Montreal Gazette

Another murder trial stayed due to delays

- JESSE FEITH jfeith@postmedia.com Twitter.com/jessefeith

A man charged with second-degree murder in connection with a 2013 slaying in St-Michel had his case placed under a stay of proceeding­s on Friday after a Superior Court judge ruled it took too long for him to be brought to trial.

Van Son Nguyen, a British citizen who was living in Montreal at the time, has been detained since January 2013 and was scheduled to go to trial in September.

Nguyen, 52, is the third person charged with murder in Quebec to have a stay of proceeding­s granted since last summer’s Jordan ruling, a Supreme Court of Canada decision that set shorter time frames in which cases need to get to trial.

“The accused has been detained this entire time despite benefiting from the presumptio­n of innocence,” Quebec Superior Court Justice Daniel W. Payette wrote in his 20-page decision.

“The proceeding­s in the present case must be stayed. Justice delivered in due time is one of the characteri­stics of a free and democratic society.”

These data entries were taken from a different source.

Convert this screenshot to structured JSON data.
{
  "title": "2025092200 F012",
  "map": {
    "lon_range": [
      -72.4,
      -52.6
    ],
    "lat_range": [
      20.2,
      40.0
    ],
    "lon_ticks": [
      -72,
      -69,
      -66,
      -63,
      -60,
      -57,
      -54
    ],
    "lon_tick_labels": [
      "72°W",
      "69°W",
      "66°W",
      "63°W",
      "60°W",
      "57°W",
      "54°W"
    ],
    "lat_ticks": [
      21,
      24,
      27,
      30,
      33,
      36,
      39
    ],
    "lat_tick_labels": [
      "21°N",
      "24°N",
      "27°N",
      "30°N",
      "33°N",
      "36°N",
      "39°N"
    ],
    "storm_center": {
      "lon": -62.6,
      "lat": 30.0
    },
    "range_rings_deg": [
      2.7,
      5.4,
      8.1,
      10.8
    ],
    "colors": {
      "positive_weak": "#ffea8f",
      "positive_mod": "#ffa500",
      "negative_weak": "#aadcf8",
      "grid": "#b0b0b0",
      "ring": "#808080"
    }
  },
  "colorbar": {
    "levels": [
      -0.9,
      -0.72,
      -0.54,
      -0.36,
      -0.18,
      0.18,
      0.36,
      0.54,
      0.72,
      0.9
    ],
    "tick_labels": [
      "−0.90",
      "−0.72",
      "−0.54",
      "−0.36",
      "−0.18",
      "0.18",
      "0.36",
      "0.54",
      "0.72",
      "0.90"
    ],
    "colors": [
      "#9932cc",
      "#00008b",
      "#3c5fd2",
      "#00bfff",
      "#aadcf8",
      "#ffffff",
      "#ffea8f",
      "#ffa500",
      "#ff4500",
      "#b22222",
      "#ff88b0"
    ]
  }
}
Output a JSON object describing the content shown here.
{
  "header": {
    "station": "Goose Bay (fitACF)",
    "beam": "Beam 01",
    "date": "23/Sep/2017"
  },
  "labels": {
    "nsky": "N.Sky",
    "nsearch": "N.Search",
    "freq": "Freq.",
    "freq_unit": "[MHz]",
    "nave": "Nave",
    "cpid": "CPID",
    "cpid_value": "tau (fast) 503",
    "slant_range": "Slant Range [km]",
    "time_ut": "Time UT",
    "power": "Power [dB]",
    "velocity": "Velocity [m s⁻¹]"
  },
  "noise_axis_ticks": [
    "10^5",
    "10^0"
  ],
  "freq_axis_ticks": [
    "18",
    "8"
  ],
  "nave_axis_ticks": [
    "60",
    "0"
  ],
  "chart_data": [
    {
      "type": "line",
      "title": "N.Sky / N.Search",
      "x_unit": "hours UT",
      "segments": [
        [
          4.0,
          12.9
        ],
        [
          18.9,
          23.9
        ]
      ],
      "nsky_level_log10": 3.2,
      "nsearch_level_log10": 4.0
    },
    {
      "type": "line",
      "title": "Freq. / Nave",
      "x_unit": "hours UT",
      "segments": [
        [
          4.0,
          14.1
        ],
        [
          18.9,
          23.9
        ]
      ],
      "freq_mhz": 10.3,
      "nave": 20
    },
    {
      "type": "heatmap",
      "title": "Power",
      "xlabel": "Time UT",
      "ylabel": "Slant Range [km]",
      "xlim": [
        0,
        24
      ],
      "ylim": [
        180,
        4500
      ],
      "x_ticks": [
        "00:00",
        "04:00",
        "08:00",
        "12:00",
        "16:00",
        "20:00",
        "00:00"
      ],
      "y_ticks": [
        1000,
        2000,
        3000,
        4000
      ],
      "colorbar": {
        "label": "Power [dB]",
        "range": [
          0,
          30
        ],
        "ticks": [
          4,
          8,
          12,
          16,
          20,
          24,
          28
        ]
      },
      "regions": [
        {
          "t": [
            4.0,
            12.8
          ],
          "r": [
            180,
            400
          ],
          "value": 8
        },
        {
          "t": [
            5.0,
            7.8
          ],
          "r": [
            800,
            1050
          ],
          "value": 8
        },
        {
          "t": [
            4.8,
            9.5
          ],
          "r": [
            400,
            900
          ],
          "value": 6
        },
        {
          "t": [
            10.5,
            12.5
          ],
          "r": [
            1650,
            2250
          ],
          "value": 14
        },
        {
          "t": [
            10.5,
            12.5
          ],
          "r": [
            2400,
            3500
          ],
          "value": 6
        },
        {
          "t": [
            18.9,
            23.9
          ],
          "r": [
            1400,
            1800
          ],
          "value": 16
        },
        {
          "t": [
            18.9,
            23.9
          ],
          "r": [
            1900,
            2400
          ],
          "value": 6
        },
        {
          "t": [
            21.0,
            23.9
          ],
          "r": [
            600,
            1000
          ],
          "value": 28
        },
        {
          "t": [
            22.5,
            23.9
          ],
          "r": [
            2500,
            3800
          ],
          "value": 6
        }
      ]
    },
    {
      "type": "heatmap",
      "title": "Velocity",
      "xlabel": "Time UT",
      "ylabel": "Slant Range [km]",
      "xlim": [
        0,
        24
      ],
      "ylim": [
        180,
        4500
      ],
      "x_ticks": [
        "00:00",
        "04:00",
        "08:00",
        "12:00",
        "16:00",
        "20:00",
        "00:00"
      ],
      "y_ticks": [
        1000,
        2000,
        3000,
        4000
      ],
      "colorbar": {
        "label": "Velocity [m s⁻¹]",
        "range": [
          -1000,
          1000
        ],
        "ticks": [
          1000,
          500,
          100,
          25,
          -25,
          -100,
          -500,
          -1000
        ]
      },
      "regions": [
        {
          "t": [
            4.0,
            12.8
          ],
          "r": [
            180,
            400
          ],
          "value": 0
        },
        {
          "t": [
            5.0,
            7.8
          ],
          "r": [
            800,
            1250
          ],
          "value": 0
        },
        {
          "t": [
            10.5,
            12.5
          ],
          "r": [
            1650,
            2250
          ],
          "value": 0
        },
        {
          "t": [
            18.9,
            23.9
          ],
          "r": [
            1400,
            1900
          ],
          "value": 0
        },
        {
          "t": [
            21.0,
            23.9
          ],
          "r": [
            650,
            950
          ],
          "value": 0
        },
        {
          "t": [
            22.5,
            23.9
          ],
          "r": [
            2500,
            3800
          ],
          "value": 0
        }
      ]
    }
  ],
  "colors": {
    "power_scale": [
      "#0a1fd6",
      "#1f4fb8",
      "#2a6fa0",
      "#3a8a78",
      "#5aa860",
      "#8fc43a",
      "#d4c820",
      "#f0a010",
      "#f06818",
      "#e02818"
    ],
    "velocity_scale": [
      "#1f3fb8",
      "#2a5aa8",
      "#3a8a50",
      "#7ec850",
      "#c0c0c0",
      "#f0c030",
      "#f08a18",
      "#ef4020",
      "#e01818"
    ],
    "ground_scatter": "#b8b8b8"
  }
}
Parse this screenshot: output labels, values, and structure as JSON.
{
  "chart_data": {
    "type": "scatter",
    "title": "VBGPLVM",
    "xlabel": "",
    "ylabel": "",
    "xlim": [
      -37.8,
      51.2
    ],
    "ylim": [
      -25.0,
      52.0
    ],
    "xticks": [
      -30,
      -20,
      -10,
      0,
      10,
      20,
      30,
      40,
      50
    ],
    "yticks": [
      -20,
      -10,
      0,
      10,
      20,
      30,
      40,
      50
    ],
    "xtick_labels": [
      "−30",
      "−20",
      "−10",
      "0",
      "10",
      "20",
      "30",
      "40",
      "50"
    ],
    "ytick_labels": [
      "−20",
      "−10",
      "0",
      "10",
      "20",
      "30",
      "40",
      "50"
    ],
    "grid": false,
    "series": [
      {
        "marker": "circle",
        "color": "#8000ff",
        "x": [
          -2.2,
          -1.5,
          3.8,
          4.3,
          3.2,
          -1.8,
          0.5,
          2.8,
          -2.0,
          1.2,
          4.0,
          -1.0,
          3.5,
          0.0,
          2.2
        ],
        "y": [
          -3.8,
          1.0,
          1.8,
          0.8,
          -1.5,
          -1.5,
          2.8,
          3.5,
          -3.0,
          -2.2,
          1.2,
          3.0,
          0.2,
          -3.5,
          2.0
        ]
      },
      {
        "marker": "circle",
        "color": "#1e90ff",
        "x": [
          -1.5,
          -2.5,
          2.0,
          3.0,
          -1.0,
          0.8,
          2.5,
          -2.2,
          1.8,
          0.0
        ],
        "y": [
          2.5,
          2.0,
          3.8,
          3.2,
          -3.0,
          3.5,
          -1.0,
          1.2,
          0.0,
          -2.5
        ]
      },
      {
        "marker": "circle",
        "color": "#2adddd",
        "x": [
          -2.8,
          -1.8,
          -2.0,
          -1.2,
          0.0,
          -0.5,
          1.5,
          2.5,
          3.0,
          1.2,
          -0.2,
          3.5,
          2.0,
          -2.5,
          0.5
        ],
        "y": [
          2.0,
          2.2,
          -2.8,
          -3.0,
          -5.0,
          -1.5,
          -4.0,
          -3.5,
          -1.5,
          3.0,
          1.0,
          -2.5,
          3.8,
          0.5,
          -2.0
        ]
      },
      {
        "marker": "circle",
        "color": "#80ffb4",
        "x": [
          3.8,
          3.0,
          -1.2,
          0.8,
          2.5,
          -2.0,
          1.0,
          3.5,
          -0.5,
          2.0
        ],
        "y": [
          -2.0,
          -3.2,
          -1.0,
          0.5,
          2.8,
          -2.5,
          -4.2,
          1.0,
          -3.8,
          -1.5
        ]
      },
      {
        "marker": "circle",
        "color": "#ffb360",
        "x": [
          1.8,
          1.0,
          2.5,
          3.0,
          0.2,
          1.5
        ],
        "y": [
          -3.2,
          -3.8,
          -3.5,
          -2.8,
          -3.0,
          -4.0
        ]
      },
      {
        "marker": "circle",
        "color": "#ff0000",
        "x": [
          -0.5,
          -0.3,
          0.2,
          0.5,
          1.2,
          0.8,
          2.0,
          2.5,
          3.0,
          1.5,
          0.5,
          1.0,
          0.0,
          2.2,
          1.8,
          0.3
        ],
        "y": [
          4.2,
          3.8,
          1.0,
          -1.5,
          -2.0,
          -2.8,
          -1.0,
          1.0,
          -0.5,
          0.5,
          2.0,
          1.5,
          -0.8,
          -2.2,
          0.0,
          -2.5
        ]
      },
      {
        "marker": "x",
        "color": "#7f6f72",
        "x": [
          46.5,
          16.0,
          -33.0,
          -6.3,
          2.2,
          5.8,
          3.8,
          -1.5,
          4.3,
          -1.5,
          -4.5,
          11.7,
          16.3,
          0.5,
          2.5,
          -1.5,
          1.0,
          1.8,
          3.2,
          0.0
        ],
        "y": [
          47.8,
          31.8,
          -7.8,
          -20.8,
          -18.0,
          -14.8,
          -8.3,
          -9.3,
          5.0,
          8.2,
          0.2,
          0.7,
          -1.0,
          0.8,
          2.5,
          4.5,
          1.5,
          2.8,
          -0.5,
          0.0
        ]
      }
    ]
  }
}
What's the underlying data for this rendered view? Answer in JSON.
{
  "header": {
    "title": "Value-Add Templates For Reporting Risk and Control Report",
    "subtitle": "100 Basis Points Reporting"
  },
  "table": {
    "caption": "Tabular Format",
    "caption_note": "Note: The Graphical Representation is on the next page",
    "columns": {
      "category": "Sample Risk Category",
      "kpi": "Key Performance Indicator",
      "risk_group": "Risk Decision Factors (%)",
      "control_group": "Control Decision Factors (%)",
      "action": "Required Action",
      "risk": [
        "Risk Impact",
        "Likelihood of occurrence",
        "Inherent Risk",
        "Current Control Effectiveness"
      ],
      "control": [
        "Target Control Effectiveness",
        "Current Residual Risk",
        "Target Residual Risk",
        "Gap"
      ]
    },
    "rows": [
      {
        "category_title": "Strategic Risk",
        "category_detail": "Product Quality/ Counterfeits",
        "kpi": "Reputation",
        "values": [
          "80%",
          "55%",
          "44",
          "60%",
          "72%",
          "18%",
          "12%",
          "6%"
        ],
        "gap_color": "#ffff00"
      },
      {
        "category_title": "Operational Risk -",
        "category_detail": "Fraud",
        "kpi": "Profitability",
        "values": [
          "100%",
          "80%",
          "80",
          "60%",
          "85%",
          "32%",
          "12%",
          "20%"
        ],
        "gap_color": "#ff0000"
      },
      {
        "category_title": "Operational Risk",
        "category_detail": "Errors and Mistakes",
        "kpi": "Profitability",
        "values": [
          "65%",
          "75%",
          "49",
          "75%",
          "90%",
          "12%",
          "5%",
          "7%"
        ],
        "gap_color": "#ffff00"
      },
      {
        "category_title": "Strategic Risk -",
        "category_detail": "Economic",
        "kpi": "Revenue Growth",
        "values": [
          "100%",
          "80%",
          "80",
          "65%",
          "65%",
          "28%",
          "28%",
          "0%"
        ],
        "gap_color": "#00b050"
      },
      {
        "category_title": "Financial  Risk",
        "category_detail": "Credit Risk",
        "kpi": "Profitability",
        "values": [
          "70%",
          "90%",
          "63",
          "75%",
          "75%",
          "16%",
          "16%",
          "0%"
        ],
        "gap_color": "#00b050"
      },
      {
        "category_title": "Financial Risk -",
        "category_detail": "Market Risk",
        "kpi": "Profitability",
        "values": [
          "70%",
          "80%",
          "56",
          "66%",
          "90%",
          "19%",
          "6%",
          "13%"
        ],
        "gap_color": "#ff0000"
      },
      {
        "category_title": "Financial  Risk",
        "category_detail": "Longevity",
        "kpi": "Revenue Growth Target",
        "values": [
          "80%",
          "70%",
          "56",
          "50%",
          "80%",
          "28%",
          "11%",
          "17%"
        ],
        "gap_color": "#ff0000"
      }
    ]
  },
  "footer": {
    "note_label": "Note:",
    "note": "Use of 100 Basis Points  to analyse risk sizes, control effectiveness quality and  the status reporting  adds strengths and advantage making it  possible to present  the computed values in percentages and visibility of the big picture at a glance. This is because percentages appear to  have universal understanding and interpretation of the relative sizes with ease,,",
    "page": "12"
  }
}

It was reported at the time that Nguyen had allegedly attacked the victim with a machete. Payette’s decision does not describe the incident in detail but notes that during a pre-trial hearing in 2013, Nguyen admitted the identity of the victim, the chain of possession of the seized items and the number of stab wounds the victim suffered.

But the severity of the crime, Payette wrote, “does not deny the constituti­onal right of any person to be tried within a reasonable time. On the contrary, serious crimes are those which the state must judge promptly to preserve the public’s confidence.”

The Jordan ruling, which Payette often cited in his decision, set limits on how long a person accused of a crime should wait for a trial. In Superior Court cases the limit was set to 30 months; in provincial court, it was set to 18 months.

In Nguyen’s case, the Crown had argued some of the delays were caused by the Montreal police force failing to provide prosecutor­s with an investigat­or to help manage witnesses and the evidence while preparing for the case’s preliminar­y hearing. The Crown also maintained the defence was to blame for at least eight months of the overall delays.

In the end, however, the courts ruled Nguyen’s case would have been delayed by a total of 55 and a half months by the end of his trial, a time span Payette deemed unreasonab­le.